Rebecca Schneider suggested that “the project underscores an always-already operation of language and embodiment: words are always tactile, but we don’t always take note.” She offered a beautifully playful riff on the “incredibly, fabulously material” project, describing the ways it “undoes” the meanings of literature and the “stuff” of books, reworking them in terms of intimacy, collectivity, and consent. In “Skin,” “circulation has to rethink itself,” and “binding holds differently,” as the words “may be bound together in some way, but that way has become immaterial, or affective”—the space between words, and between word and reader, can either be “no space at all,” as close as ink on skin, or reflect the “outrageous expansion” of the physical location of the words, dispersed across continents.
If the meaning of the word literature is “acquaintance with letters,” then Schneider understands Jackson’s aim to be “to unsettle the term acquaintance into something more viscous, porous and flexible”—and, certainly, Jackson has “made matters more interesting.” The participants become the words of the story, and so an acquaintance with these words is relational, as “the words have lives: walking to the grocery store, showering when dirty, turning over in bed.” While Jackson described the participants’ experience in the project, Schneider spoke to the ways Jackson’s “words” might be encountered out of context, if the reader is a person accessing the word on or as another’s body. “Look around,” Schneider said, “surely we have some words among us; or we are all perhaps words among themselves, making a part of a story with spaces between us, as between words, the spaces that separate skin from skin.”
Jackson didn’t read an excerpt from “Skin,” as she has specified that only the participants, or “words,” can read the whole story.

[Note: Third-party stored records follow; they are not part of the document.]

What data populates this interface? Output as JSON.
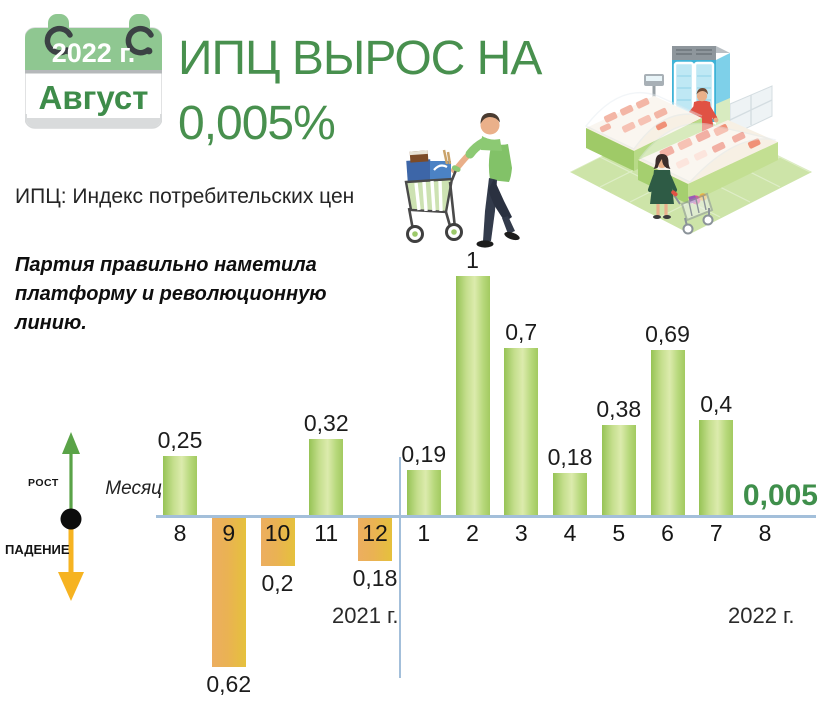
{
  "calendar": {
    "year": "2022 г.",
    "month": "Август"
  },
  "header": {
    "title_line1": "ИПЦ ВЫРОС НА",
    "title_line2": "0,005%",
    "subtitle": "ИПЦ: Индекс потребительских цен"
  },
  "quote": "Партия правильно наметила платформу и революционную линию.",
  "legend": {
    "up": "РОСТ",
    "down": "ПАДЕНИЕ"
  },
  "illustrations": {
    "cart": "shopper-with-cart-illustration",
    "store": "isometric-grocery-store-illustration",
    "calendar": "calendar-page-icon",
    "arrows": "growth-fall-arrows-icon"
  },
  "chart_data": {
    "type": "bar",
    "title": "ИПЦ ВЫРОС НА 0,005%",
    "xlabel": "Месяц",
    "ylabel": "",
    "categories": [
      "8",
      "9",
      "10",
      "11",
      "12",
      "1",
      "2",
      "3",
      "4",
      "5",
      "6",
      "7",
      "8"
    ],
    "values": [
      0.25,
      -0.62,
      -0.2,
      0.32,
      -0.18,
      0.19,
      1,
      0.7,
      0.18,
      0.38,
      0.69,
      0.4,
      0.005
    ],
    "labels": [
      "0,25",
      "0,62",
      "0,2",
      "0,32",
      "0,18",
      "0,19",
      "1",
      "0,7",
      "0,18",
      "0,38",
      "0,69",
      "0,4",
      "0,005"
    ],
    "year_groups": [
      {
        "label": "2021 г."
      },
      {
        "label": "2022 г."
      }
    ],
    "ylim": [
      -0.62,
      1
    ],
    "grid": false,
    "legend_position": "left",
    "colors": {
      "positive_bar_edge": "#96c355",
      "positive_bar_center": "#dcebad",
      "negative_bar_left": "#ecae60",
      "negative_bar_right": "#e5c13c",
      "axis": "#a3bfda",
      "value_label": "#1c1c1c",
      "highlight_value": "#3f8f4b",
      "growth_arrow": "#5aa348",
      "fall_arrow": "#f6b321",
      "title_green": "#48904e"
    }
  }
}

She did read another story—also called “Skin”—which she described as “one of the myriad of stories that is not [her] story, but that [her] story could form on an auspicious day,” as it was written using only words from the original “Skin.” Her reading of this brief and haunting version of “Skin” was accompanied by a video of the story’s text, commissioned in 2011 by the Berkeley Art Museum.
The video was cut and pasted together from short video clips of 191 of Jackson’s “words” pronouncing themselves. “Who are we, anyway?… We don’t remember who we are but we are certain we are not dead,” she intoned, as bodies flashed across the screen behind her, echoing her words: “This is just like life.”
Julia DeLeon is a PhD student in Performance Studies at NYU.